Мальчик стремительно кивает.

— У тебя есть братья, Йозеф?

— Нет, только сестра.

— Она старше тебя?

Малыш кивает.

— Это хорошо. Очень хорошо. Подними голову.

Офицер крепко берет мальчика пальцами за подбородок и ощупывает нижнюю челюсть. Мальчик впивается зубами в его пальцы, прокусывая перчатку. Офицер вскрикивает от боли. Автоматчик рядом с ним вскидывает автомат, но офицер рукой пригибает ствол к земле:

— Нет-нет. Этот мальчик будет жить.

За спиной офицера полыхают отблески пламени.

* * *

Отблески полыхающего джипа в окне третьего этажа правительственного здания. В окно смотрят двое — губернатор и Логан. Логан прикладывает к стеклу два пальца. Губернатор крестится. Логан выразительно смотрит на него. Рука губернатора опускается.

* * *

Частный жилой дом в пригороде. Во дворе за деревянным столом — компания мужчин. На столе две бутылки водки, закуска, переполненная пепельница. Впрочем, все бросают окурки прямо на землю.

— Водителя жалко, — говорит усатый охранник в камуфляже, — он на такое не подписывался.

— Хрен с ним, — огрызается Крылов. — Зато этого гандона спалили.

— Другие остались, — возражает качок — любитель русской словесности.

— Мы теперь знаем, что их можно убивать. Понимаем, как. Проблема только в поиске.

— У меня есть идея, — говорит качок.

* * *

— Водитель-то — ваш, — говорит Логан губернатору. — Есть соображения?

— Бакурина ко мне, — командует губернатор в переговорное устройство. — Разберемся, Олег Евгеньевич.

В кабинет заходит мужчина с седыми волосами, зачесанными назад, и лицом типичной сволочи.

— Слушаю, Евгений Юрьевич.

— Тут Олег Евгеньевич интересуется, откуда взялся водитель. Ты его принимал?

— Не я лично, конечно. Но проверку он проходил, как полагается, документы я смотрел.

— Значит, что-то просмотрел. Кто-то слил маршрут.

— Евгений Юрьевич, тут вариантов немного, машина могла поехать по Ленина, либо повернуть налево. И там, и там могли поставить заряженные автомобили.

— Это какая-то спецоперация получается.

— Она так и так получается, Евгений Юрьевич. Люди опытные.

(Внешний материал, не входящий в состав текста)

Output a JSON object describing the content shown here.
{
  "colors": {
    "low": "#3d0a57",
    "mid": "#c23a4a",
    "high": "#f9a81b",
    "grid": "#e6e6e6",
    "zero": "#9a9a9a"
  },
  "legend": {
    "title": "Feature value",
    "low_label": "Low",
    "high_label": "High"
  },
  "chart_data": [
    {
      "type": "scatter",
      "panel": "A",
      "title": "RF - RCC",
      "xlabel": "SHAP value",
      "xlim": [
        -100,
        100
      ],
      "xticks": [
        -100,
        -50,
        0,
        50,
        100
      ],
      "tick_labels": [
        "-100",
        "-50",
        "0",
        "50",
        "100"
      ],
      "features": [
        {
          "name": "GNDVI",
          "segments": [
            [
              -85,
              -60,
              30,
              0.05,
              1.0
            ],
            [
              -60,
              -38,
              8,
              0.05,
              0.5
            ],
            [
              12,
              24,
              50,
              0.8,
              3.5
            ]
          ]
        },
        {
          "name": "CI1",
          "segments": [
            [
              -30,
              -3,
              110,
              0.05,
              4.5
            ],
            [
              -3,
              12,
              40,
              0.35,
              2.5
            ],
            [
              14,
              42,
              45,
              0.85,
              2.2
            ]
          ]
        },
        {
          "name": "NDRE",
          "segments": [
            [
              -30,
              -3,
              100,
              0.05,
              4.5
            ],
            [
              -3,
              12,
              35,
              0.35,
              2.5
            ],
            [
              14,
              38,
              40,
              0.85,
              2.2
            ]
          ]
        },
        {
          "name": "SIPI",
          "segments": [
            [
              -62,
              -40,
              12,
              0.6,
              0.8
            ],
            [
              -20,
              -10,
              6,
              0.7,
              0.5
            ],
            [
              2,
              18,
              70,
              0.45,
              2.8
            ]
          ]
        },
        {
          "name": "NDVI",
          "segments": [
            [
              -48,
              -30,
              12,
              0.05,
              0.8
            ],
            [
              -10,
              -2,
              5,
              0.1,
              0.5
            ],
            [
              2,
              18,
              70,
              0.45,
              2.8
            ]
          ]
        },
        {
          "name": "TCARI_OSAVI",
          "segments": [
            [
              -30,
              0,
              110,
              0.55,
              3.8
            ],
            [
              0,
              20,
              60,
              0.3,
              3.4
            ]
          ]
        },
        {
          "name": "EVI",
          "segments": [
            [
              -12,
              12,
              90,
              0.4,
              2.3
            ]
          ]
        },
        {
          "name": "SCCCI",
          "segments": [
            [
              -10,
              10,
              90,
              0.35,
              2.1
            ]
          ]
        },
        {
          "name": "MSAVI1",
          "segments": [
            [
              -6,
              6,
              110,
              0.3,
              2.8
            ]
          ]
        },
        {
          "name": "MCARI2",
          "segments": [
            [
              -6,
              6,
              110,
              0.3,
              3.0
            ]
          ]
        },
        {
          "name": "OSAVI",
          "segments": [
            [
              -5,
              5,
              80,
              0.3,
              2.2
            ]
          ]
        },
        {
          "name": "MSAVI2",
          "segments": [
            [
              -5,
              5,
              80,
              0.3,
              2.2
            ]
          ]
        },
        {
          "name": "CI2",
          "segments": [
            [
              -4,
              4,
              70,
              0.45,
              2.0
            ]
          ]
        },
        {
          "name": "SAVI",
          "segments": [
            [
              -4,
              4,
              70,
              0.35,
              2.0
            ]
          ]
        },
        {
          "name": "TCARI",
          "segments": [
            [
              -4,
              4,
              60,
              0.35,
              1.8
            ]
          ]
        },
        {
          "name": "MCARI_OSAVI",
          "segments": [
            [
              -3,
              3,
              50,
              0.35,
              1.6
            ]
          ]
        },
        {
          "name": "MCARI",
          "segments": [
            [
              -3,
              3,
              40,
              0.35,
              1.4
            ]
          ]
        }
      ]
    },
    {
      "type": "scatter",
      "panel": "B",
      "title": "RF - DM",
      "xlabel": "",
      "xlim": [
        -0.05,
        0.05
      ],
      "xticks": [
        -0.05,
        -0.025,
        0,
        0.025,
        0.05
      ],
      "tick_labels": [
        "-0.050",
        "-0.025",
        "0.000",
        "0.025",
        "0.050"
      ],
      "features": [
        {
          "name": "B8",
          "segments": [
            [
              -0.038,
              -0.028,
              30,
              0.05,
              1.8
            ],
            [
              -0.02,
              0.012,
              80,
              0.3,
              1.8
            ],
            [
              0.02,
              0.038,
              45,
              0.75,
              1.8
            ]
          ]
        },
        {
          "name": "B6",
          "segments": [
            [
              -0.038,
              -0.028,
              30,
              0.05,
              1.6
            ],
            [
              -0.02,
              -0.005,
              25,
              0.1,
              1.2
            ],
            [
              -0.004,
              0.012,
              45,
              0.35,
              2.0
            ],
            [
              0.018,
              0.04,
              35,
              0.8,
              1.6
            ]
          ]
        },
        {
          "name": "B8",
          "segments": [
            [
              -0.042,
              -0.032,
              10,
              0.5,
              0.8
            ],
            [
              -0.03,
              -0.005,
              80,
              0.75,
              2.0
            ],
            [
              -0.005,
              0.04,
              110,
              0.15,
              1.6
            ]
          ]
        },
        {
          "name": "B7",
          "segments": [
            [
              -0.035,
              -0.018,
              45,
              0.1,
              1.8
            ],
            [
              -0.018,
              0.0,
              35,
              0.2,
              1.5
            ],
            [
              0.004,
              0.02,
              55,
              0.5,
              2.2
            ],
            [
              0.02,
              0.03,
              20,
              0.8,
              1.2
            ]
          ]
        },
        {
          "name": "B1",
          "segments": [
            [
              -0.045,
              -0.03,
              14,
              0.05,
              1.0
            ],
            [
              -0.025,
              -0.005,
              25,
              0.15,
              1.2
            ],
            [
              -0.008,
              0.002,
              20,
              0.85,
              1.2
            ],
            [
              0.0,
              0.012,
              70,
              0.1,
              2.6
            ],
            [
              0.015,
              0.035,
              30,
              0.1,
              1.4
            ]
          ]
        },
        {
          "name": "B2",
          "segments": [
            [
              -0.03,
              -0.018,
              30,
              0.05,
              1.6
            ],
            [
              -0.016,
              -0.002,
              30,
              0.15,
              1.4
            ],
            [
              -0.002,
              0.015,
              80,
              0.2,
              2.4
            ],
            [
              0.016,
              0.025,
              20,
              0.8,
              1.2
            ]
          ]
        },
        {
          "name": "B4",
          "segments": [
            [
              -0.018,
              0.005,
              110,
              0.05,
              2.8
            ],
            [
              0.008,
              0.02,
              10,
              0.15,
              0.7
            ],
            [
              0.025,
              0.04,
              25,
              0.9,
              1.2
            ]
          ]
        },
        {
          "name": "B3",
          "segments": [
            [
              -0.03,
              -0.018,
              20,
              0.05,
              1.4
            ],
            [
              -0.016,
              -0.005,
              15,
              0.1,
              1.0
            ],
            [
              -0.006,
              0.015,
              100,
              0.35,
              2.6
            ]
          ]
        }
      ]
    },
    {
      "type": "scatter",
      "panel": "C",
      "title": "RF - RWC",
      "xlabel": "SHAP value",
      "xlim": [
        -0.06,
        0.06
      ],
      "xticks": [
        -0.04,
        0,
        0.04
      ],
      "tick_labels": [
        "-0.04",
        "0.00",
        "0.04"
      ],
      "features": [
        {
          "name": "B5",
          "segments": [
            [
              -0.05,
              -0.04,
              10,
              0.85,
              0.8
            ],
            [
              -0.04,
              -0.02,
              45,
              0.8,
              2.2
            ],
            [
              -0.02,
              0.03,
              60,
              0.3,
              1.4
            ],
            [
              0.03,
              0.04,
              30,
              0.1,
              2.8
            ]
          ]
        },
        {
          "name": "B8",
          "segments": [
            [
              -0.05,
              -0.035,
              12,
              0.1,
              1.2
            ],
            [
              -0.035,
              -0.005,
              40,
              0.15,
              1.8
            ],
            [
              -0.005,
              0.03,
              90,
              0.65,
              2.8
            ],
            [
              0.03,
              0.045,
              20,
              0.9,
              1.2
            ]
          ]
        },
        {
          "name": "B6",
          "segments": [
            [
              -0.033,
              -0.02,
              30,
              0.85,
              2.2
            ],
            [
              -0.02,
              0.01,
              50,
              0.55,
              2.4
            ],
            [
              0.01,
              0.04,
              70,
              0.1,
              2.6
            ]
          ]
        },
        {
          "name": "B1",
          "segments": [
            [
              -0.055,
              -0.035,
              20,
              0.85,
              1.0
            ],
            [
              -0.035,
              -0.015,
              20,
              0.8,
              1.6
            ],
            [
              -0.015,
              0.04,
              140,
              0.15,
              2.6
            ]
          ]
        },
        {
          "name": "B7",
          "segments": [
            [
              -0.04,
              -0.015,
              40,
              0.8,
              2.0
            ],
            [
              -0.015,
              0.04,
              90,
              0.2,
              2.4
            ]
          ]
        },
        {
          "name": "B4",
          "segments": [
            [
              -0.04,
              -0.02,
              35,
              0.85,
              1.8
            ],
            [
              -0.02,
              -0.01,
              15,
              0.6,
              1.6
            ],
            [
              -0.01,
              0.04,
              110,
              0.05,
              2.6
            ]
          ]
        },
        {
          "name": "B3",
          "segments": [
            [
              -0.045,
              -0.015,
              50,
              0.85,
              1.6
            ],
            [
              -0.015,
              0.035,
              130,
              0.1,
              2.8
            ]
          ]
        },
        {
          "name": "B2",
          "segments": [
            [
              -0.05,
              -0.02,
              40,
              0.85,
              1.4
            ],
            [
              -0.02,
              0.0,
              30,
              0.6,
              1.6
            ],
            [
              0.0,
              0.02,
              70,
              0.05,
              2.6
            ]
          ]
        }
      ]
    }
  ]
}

— Господин Бакурин, — вмешивается Логан, — так получилось, что мы с вами в одной лодке. Хотят убить меня, а могут вас. Я в курсе про Мамедова. Я не Мамедов. То, что сегодня произошло, нам всем еще предстоит расхлебывать очень долго. Поэтому давайте так — если вы против, я уйду и больше не вернусь, а вы справляйтесь с последствиями самостоятельно.

— Олег Евгеньевич, о чем вы… — пытается вмешаться губернатор, но Логан жестом его останавливает:

— А если вы согласны жить дальше, то давайте более конструктивнее подойдем.

— Так я ничего и не говорю, — злобно бурчит Бакурин.

— А вам и не надо, — улыбается Логан одними губами, — вам и не надо. В общем, так. При теракте погибли двое.

— И водитель, — уточняет Бакурин.

— И водитель, — соглашается Логан. — По поводу Иосифа советую доложить немедленно. Остальное придумаем завтра.

— А вы по своей линии… — подсказывает губернатор.

— По моей линии все уже в курсе.

* * *

Звонок в дверь. Вера смотрит в глазок и открывает. В дверях стоит Михаил, он бледен.

— Что с тобой? — пугается она.

Михаил валится вперед лицом в квартиру. За ним заходят двое.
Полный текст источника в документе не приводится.